Há a crença de que um planeta gigantesco se aproximará da Terra e muitos espíritos serão recolhidos por ele. Os eventos que culminarão com isso tiveram início em 1984 e só reencarnaram na Terra espíritos redimidos, sem maldade.
Uma aposta para fugir da depressão
Selma Machado tinha 31 anos de idade quando perdeu seu único irmão. Até completar 42, conviveu com a depressão. Resistiu o quanto pode até entender que o que sentia seria fruto de mediunidade. “Eu vivia com pensamentos compulsivos. A mediunidade quando atua é uma doença muito séria. Se eu não tivesse aqui, há uma grande chance de eu estar em um manicômio”, afirma esbanjando certeza. Talvez motivada pelas experiências que teve desde a infância.
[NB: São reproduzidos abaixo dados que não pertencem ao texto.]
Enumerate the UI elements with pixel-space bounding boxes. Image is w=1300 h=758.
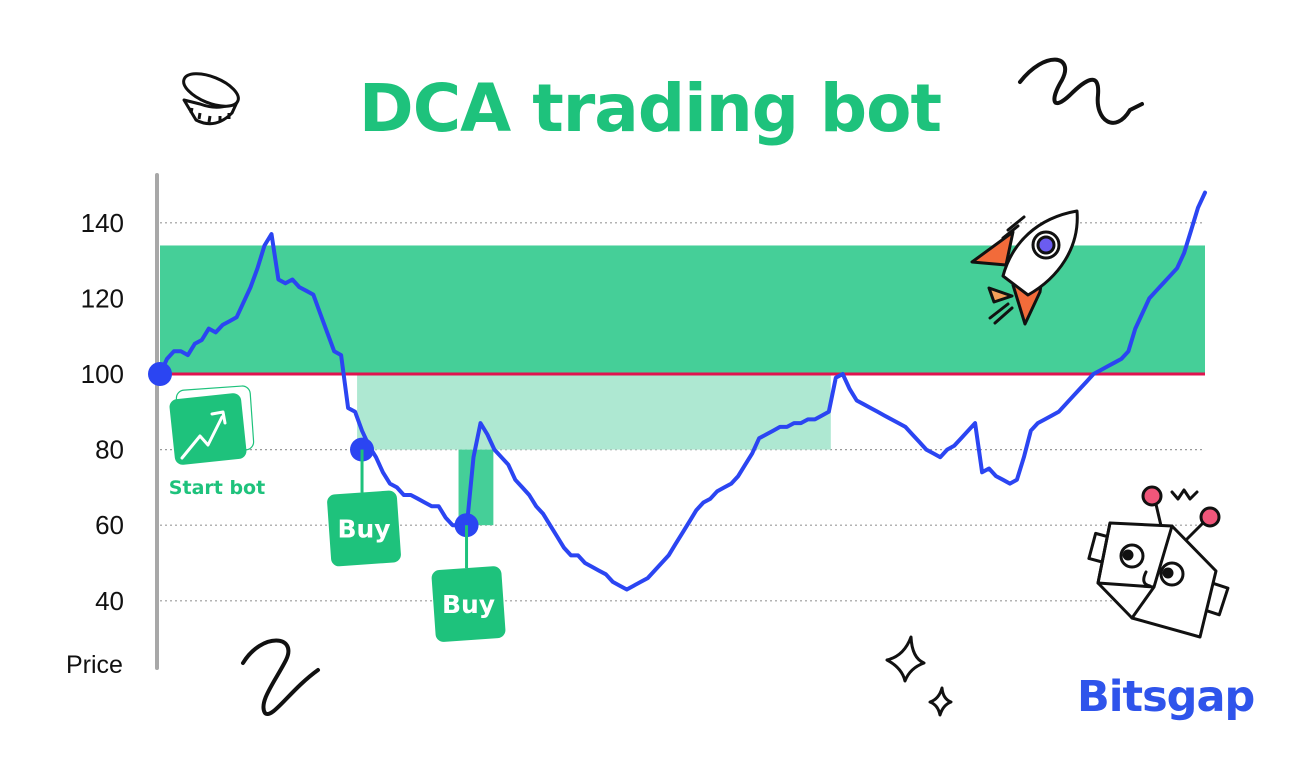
buy-label-box <box>327 490 401 567</box>
start-bot-label: Start bot <box>169 477 265 499</box>
start-marker <box>148 362 172 386</box>
start-bot-icon <box>169 385 255 465</box>
price-series-line <box>158 190 1207 592</box>
y-tick-label: 100 <box>81 359 124 389</box>
robot-icon <box>1087 485 1230 639</box>
zones-layer <box>160 245 1205 526</box>
buy-label-box <box>431 566 506 642</box>
y-axis-label: Price <box>66 651 123 679</box>
safety-order-fill <box>458 449 494 526</box>
y-tick-label: 40 <box>95 586 124 616</box>
y-tick-label: 120 <box>81 283 124 313</box>
trend-arrow-head-icon <box>210 410 227 425</box>
squiggle-icon <box>1018 57 1144 125</box>
sparkle-icon <box>885 635 926 683</box>
buy-label: Buy <box>337 515 390 544</box>
deal-zone <box>357 374 831 450</box>
y-tick-label: 60 <box>95 510 124 540</box>
line-layer <box>158 190 1207 592</box>
page-title: DCA trading bot <box>358 70 942 147</box>
y-tick-label: 140 <box>81 208 124 238</box>
brand-logo: Bitsgap <box>1077 672 1255 722</box>
squiggle-icon <box>241 638 320 717</box>
buy-label: Buy <box>442 590 495 619</box>
start-bot-icon-box <box>169 393 247 465</box>
rocket-icon <box>970 209 1079 326</box>
sparkle-icon <box>928 686 953 717</box>
trend-arrow-icon <box>180 415 224 460</box>
coin-icon <box>182 72 240 126</box>
labels-layer: Start bot Buy Buy <box>169 385 506 642</box>
y-tick-label: 80 <box>95 435 124 465</box>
Com sete anos de idade, garante ter visto por várias vezes o espírito de um homem tentando levá-la. Com o tempo, sentia uma enorme negatividade. “Bastava alguém me dizer algo que eu não gostasse e aquilo ficava na minha cabeça, não pensava em outra coisa. Depois eu entendi que não era eu pensando”, lembra. Na doutrina do Amanhecer, encontrou um caminho. Hoje, aos 62, é mestra da casa, após todos os passos iniciáticos realizados. Passou a conviver de forma pacífica com os vultos que vez por outra enxerga e com as presenças que sente. “Aqui, aprendi a controlar a minha mediunidade. Pra mim, isso aqui é um pedacinho céu, salvou a minha vida”.
Para Geiza Ferreira Gomes, o caminho foi semelhante. A depressão não dava trégua. Passava seus dias entre o hábito de costurar e a compulsão do choro, fora de controle. A enfermeira do Hospital da Restauração é, junto ao marido, responsável pelo templo da doutrina em Itapissuma, na Região Metropolitana do Recife. A mudança ocorreu há nove anos, após conhecer o Vale do Amanhecer. Antes disso, era católica, sequer admitia o espiritismo, menos ainda outras religiões menos difundidas.
“Mas aprendi que não são todos que nascem para serem católicos ou evangélicos. E a gente não pode negar quando recebemos um chamado. Deus é ecumênico. Ele não faz distinção de religião”.
Na doutrina, aprendeu que cada pessoa tem uma transcendência, que acarreta karmas espirituais, assimilados no auxílio ao próximo. “Quando cheguei aqui, só fazia chorar, agora enxergo todas as cores que antes não via. Jesus diz que ‘na casa do meu pai há muitas moradas’ e é verdade. Uns se encontram na igreja, outros no terreiro e outros no Vale do Amanhecer”.
Uma questão de energia
Tudo é energia. E os trabalhos são realizados por meio da sua manipulação através da mediunidade, capaz de contatar dois planos distintos. O ectoplasma é o responsável pelo contato, muitas vezes produzindo efeitos sem o controle das pessoas. Os que têm conhecimento dessa energia são os médiuns. Um novato pode tornar-se médium, sendo treinado para desenvolver sua mediunidade – quanto mais prática, mais aprimorado fica.